Ну что? Мы прощаемся с вами на две недели. Надеюсь, что вы не успеете соскучиться. Спасибо. До скорого! С Новым годом! Пока!

*****************************************************

22 января 2016>

http://echo.msk.ru/programs/odin/1697726-echo/

Д. Быков― Алло! Добрый вечер, дорогие друзья! Хорошо ли меня слышно? Если кто-то в студии мне может сейчас сказать, что они слышат меня, пусть вторгнутся и скажут. Алло! Не слышу… Ну, ничего, попробуем. «Всё хорошо», — сказали мне. Слава богу.

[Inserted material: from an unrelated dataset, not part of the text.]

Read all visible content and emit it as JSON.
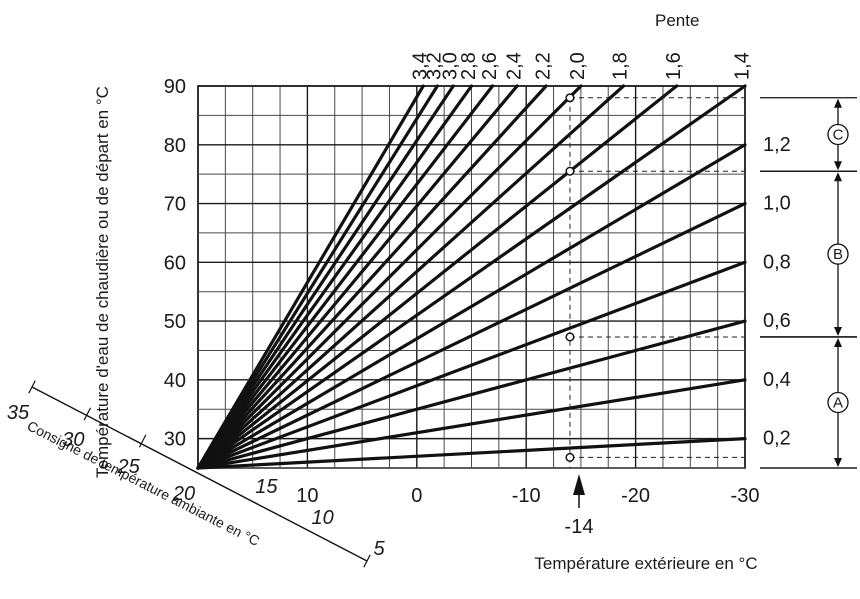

С вами Дмитрий Быков. Как всегда в это время программа «Один», на этот раз она ведётся по Skype. Разговариваем мы с вами из Америки, где у нас с Михаилом Ефремовым цикл поездок со стихами, частично — лекций. Он читает стихи российских и советских поэтов об Америке, а я частично их комментирую. И плюс по старой граджанин-поэтовской памяти мы пишем какие-то стихи и тут же их читаем, какие-то стихи по заказу местной публики — в основном гуманитарной, которая приходит послушать про литературу. Но это не мешает нам мысленно пребывать с вами, и довольно скоро мы вернёмся. Я надеюсь, что следующую программу буду вести непосредственно из студии живьём. А пока передаю вам привет от Михаила Ефремова, который сейчас осваивает, как раз репетирует разные костюмы на американской сцене. А у меня, как у человека простого, не вовлечённого в репетиционный процесс, есть время поговорить.

Заявок на лекцию очень много, на разных и достаточно интересных для меня тоже авторов. Я волевым решением выбрал Мандельштама, потому что, во-первых, всё-таки 125 лет, и этот юбилей достаточно широко отмечается. Хотя он не ахти какой круглый, но он имеет сейчас, как сказал бы Хармс, какое-то «особое сверхлогическое значение». Поэтому я, конечно, о Мандельштаме поговорю.

И в случае с Мандельштамом есть некоторый парадокс: самый трудный для понимания, возможно самый элитарный (в лучшем смысле слова), ориентированный на узкий круг ценителей поэт обрёл абсолютное гражданское звучание, и более того — стал символом поэтического сопротивления. Мандельштам, который по определению Гумилёва, был представителем редчайшей породы легкомысленных трусов; Мандельштам, который вырвал, конечно, у Блюмкина расстрельные ордера, но потом год скрывался по Закавказью и по друзьям прятался; Мандельштам, который дал пощёчину графу Алексею Толстому, но при этом всю жизнь прожил, как в лихорадке, трясясь в ожидании то ареста, то нищеты, — вот этот Мандельштам сделался символом абсолютно неубиваемой, абсолютно несгибаемой поэтической честности. И его замечательные слова «Я больше не ребёнок! // Ты, могила, // Не смей учить горбатого — молчи!» сегодня миллионы могли бы повторить (и повторяют). Вот это удивительно. Поэтому, конечно, Мандельштам с его парадоксальным общественным звучанием и парадоксальным сегодняшним символическим значением, камернейший из поэтов и, тем не менее, самый гражданственный из них — этот парадокс заслуживает освещения.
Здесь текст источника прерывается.